Moja wersja nie zawiera grzybów, gdyż ich nie miałam na stanie.
Składniki:
- 1,5 l wody (6 szkl),
- 25 dkg cienkiej kiełbasy (najlepsza jest podwędzana),
- 1/2 kg ziemniaków,
- 1 cebula,
- 2 duże ząbki czosnku,
- 1/2 - 3/4 szkl barszczu białego w butelce,
- śmietana do zabielenia zupy,
- ziele angielskie,
- liść laurowy,
- sól,
- pieprz,
- majeranek
Wykonanie:Do garnka wlać wodę, wrzucić obraną z łupin cebulę i obrane ząbki czosnku, dodać kilka ziaren ziela angielskiego oraz dwa nieduże liście laurowe.

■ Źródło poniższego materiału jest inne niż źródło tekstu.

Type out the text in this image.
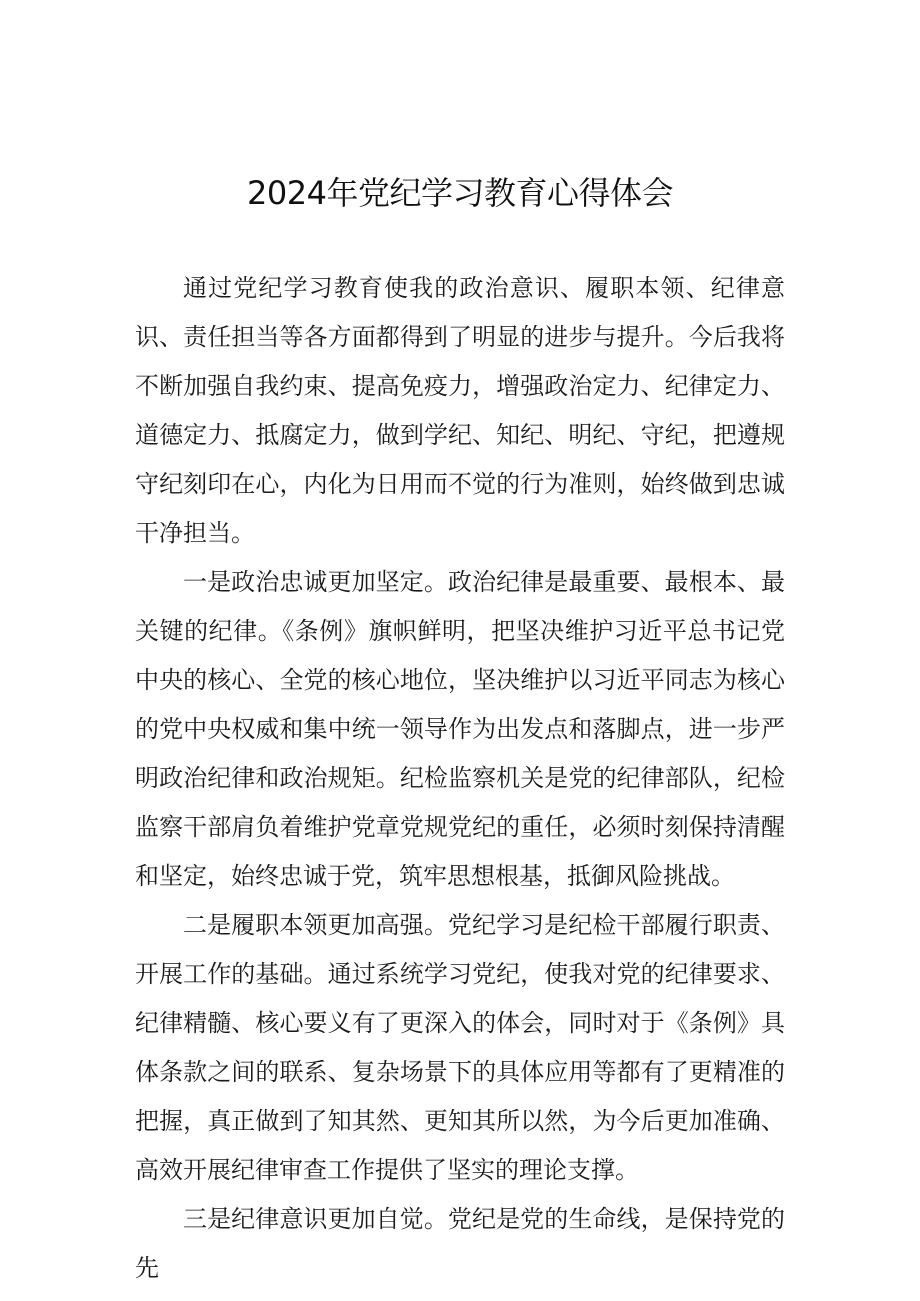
2024年党纪学习教育心得体会

通过党纪学习教育使我的政治意识、履职本领、纪律意识、责任担当等各方面都得到了明显的进步与提升。今后我将不断加强自我约束、提高免疫力，增强政治定力、纪律定力、道德定力、抵腐定力，做到学纪、知纪、明纪、守纪，把遵规守纪刻印在心，内化为日用而不觉的行为准则，始终做到忠诚干净担当。

一是政治忠诚更加坚定。政治纪律是最重要、最根本、最关键的纪律。《条例》旗帜鲜明，把坚决维护习近平总书记党中央的核心、全党的核心地位，坚决维护以习近平同志为核心的党中央权威和集中统一领导作为出发点和落脚点，进一步严明政治纪律和政治规矩。纪检监察机关是党的纪律部队，纪检监察干部肩负着维护党章党规党纪的重任，必须时刻保持清醒和坚定，始终忠诚于党，筑牢思想根基，抵御风险挑战。

二是履职本领更加高强。党纪学习是纪检干部履行职责、开展工作的基础。通过系统学习党纪，使我对党的纪律要求、纪律精髓、核心要义有了更深入的体会，同时对于《条例》具体条款之间的联系、复杂场景下的具体应用等都有了更精准的把握，真正做到了知其然、更知其所以然，为今后更加准确、高效开展纪律审查工作提供了坚实的理论支撑。

三是纪律意识更加自觉。党纪是党的生命线，是保持党的先
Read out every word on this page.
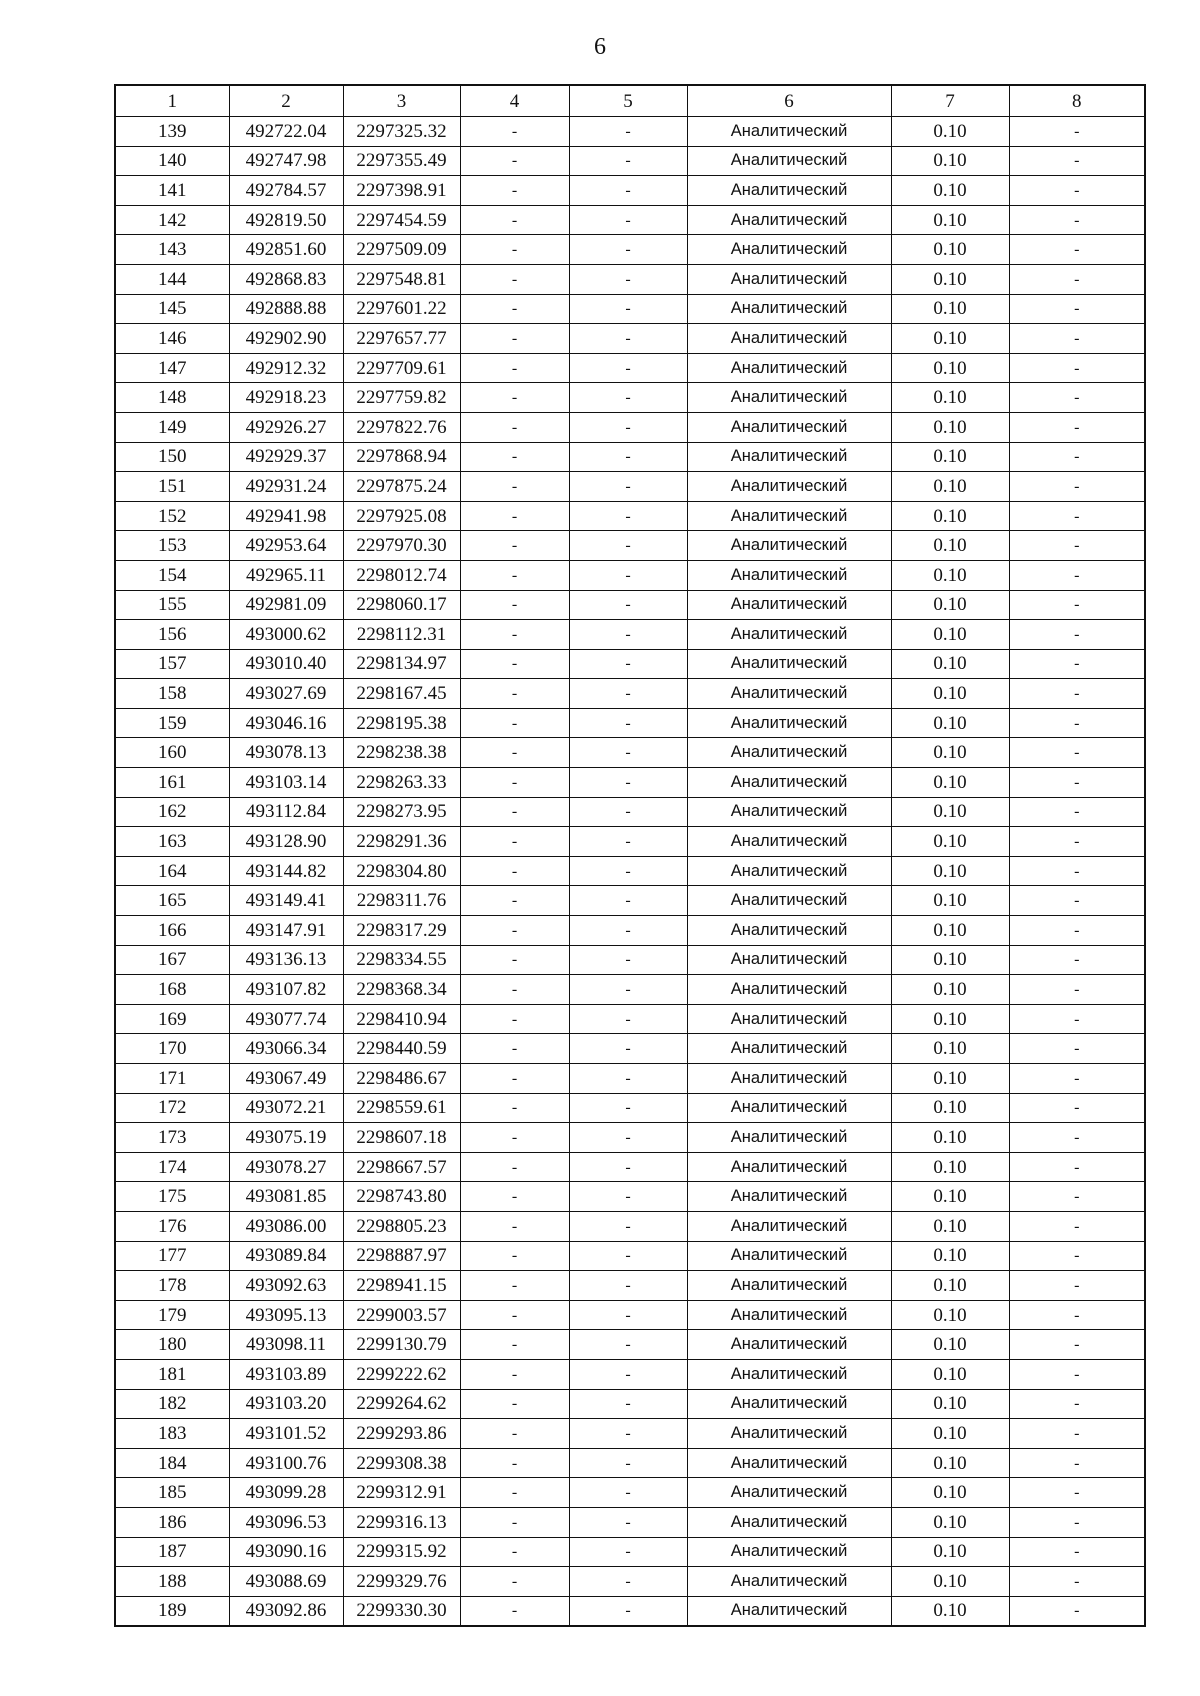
6
1	2	3	4	5	6	7	8
139	492722.04	2297325.32	-	-	Аналитический	0.10	-
140	492747.98	2297355.49	-	-	Аналитический	0.10	-
141	492784.57	2297398.91	-	-	Аналитический	0.10	-
142	492819.50	2297454.59	-	-	Аналитический	0.10	-
143	492851.60	2297509.09	-	-	Аналитический	0.10	-
144	492868.83	2297548.81	-	-	Аналитический	0.10	-
145	492888.88	2297601.22	-	-	Аналитический	0.10	-
146	492902.90	2297657.77	-	-	Аналитический	0.10	-
147	492912.32	2297709.61	-	-	Аналитический	0.10	-
148	492918.23	2297759.82	-	-	Аналитический	0.10	-
149	492926.27	2297822.76	-	-	Аналитический	0.10	-
150	492929.37	2297868.94	-	-	Аналитический	0.10	-
151	492931.24	2297875.24	-	-	Аналитический	0.10	-
152	492941.98	2297925.08	-	-	Аналитический	0.10	-
153	492953.64	2297970.30	-	-	Аналитический	0.10	-
154	492965.11	2298012.74	-	-	Аналитический	0.10	-
155	492981.09	2298060.17	-	-	Аналитический	0.10	-
156	493000.62	2298112.31	-	-	Аналитический	0.10	-
157	493010.40	2298134.97	-	-	Аналитический	0.10	-
158	493027.69	2298167.45	-	-	Аналитический	0.10	-
159	493046.16	2298195.38	-	-	Аналитический	0.10	-
160	493078.13	2298238.38	-	-	Аналитический	0.10	-
161	493103.14	2298263.33	-	-	Аналитический	0.10	-
162	493112.84	2298273.95	-	-	Аналитический	0.10	-
163	493128.90	2298291.36	-	-	Аналитический	0.10	-
164	493144.82	2298304.80	-	-	Аналитический	0.10	-
165	493149.41	2298311.76	-	-	Аналитический	0.10	-
166	493147.91	2298317.29	-	-	Аналитический	0.10	-
167	493136.13	2298334.55	-	-	Аналитический	0.10	-
168	493107.82	2298368.34	-	-	Аналитический	0.10	-
169	493077.74	2298410.94	-	-	Аналитический	0.10	-
170	493066.34	2298440.59	-	-	Аналитический	0.10	-
171	493067.49	2298486.67	-	-	Аналитический	0.10	-
172	493072.21	2298559.61	-	-	Аналитический	0.10	-
173	493075.19	2298607.18	-	-	Аналитический	0.10	-
174	493078.27	2298667.57	-	-	Аналитический	0.10	-
175	493081.85	2298743.80	-	-	Аналитический	0.10	-
176	493086.00	2298805.23	-	-	Аналитический	0.10	-
177	493089.84	2298887.97	-	-	Аналитический	0.10	-
178	493092.63	2298941.15	-	-	Аналитический	0.10	-
179	493095.13	2299003.57	-	-	Аналитический	0.10	-
180	493098.11	2299130.79	-	-	Аналитический	0.10	-
181	493103.89	2299222.62	-	-	Аналитический	0.10	-
182	493103.20	2299264.62	-	-	Аналитический	0.10	-
183	493101.52	2299293.86	-	-	Аналитический	0.10	-
184	493100.76	2299308.38	-	-	Аналитический	0.10	-
185	493099.28	2299312.91	-	-	Аналитический	0.10	-
186	493096.53	2299316.13	-	-	Аналитический	0.10	-
187	493090.16	2299315.92	-	-	Аналитический	0.10	-
188	493088.69	2299329.76	-	-	Аналитический	0.10	-
189	493092.86	2299330.30	-	-	Аналитический	0.10	-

Wstawić niech się gotuje. Kiedy woda w garnku zawrze gotować jeszcze 20 minut.
Podczas gdy zawartość garnka się gotuje, obrać ziemniaki, umyć, oczyścić i pokroić w kostkę. Kiełbasę również pokroić w kostkę.
Pokrojone ziemniaki wraz z kiełbasą dodać do garnka. Gotować póki ziemniaki nie będą prawie miękkie.
Następnie do garnka dolać barszcz biały (wcześniej potrząsnąć butelką, aby uzyskać jednolitą konsystencję płynu).
Zakwas dolewać stopniowo (próbując jaki smak ma zupa, aby nie wyszła zbyt kwaśna) mieszając, co zapobiegnie osiadaniu się mąki na dnie.
Dosypać majeranek i doprawić zupę do smaku. Gotować jeszcze kilka minut.
Zupę podawać z jajkiem ugotowanym na twardo, zabieloną śmietaną.